Carbon is an element of seemingly infinite possibilities. This is because the configuration of its electrons allows for numerous self-bonding combinations that give rise to a range of materials with varying properties. For example, transparent, superhard diamonds, and opaque graphite, which is used for both pencils and industrial lubricant, are comprised solely of carbon.
In this international collaboration between Yanshan University and Carnegie—which included Carnegie's Zhisheng Zhao, Timothy Strobel, Yoshio Kono, Jinfu Shu, Ho-kwang "Dave" Mao, Yingwei Fei, and Guoyin Shen—scientists pressurized and heated a structurally disordered form of carbon called glassy carbon.
Scientists had previously tried subjecting glassy carbon to high pressures at both room temperature (referred to as cold compression) and extremely high temperatures. But the so-called cold-synthesized material could not maintain its structure when brought back to ambient pressure, and under the extremely hot conditions, nanocrystalline diamonds were formed.
The newly created carbon is comprised of both graphite-like and diamond-like bonding motifs, which gives rise to the unique combination of properties. Under the high-pressure synthesis conditions, disordered layers within the glassy carbon buckle, merge, and connect in various ways. This process creates an overall structure that lacks a long-range spatial order, but has a short-range spatial organization on the nanometer scale.

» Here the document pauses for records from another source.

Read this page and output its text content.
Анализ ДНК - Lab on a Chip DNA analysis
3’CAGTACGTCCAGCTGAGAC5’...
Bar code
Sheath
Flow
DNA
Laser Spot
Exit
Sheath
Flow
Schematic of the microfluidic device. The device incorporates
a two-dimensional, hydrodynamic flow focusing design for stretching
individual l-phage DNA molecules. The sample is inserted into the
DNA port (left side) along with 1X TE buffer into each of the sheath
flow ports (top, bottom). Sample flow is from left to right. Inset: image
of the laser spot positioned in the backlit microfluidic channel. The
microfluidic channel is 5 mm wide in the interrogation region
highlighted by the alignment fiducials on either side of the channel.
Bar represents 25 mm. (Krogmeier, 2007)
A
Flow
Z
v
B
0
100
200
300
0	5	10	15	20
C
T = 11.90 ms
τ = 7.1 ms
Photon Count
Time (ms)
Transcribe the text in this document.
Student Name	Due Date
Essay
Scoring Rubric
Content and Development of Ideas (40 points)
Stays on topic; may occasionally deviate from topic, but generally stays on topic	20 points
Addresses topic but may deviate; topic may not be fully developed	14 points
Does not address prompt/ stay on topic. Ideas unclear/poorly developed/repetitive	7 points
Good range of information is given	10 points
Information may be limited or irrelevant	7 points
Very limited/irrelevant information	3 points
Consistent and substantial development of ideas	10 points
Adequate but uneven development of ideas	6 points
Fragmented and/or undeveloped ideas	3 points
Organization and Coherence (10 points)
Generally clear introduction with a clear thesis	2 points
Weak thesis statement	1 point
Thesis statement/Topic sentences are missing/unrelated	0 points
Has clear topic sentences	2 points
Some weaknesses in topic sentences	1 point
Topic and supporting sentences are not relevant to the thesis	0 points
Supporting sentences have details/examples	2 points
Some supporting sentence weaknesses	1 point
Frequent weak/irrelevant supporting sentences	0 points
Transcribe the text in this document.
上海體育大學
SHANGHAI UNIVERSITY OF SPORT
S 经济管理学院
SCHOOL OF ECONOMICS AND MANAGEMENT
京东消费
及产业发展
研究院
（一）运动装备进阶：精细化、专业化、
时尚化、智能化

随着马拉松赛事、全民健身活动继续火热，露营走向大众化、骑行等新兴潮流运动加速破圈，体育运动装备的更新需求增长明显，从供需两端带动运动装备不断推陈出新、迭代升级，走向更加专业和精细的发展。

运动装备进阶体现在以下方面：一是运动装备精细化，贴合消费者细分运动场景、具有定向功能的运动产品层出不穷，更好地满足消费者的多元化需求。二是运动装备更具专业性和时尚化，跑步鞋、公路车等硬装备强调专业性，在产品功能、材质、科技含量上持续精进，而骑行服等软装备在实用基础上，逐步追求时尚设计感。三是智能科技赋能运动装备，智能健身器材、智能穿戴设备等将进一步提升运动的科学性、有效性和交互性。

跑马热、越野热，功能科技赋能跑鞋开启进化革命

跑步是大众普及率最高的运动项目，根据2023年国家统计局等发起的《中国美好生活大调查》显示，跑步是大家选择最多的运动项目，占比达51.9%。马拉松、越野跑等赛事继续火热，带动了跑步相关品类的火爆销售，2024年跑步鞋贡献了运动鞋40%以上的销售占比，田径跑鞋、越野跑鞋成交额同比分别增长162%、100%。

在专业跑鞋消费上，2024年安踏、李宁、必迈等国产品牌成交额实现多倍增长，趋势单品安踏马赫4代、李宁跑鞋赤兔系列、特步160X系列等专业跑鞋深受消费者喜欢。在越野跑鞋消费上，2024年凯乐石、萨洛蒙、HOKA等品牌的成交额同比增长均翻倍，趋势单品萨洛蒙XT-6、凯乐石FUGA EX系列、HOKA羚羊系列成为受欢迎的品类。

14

"Light materials with high strength and robust elasticity like this are very desirable for applications where weight savings are of the utmost importance, even more than material cost," explained Zhisheng Zhao a former Carnegie fellow, who is now a Yanshan University professor. "What's more, we believe that this synthesis method could be honed to create other extraordinary forms of carbon and entirely different classes of materials."
The study was published in Science Advances.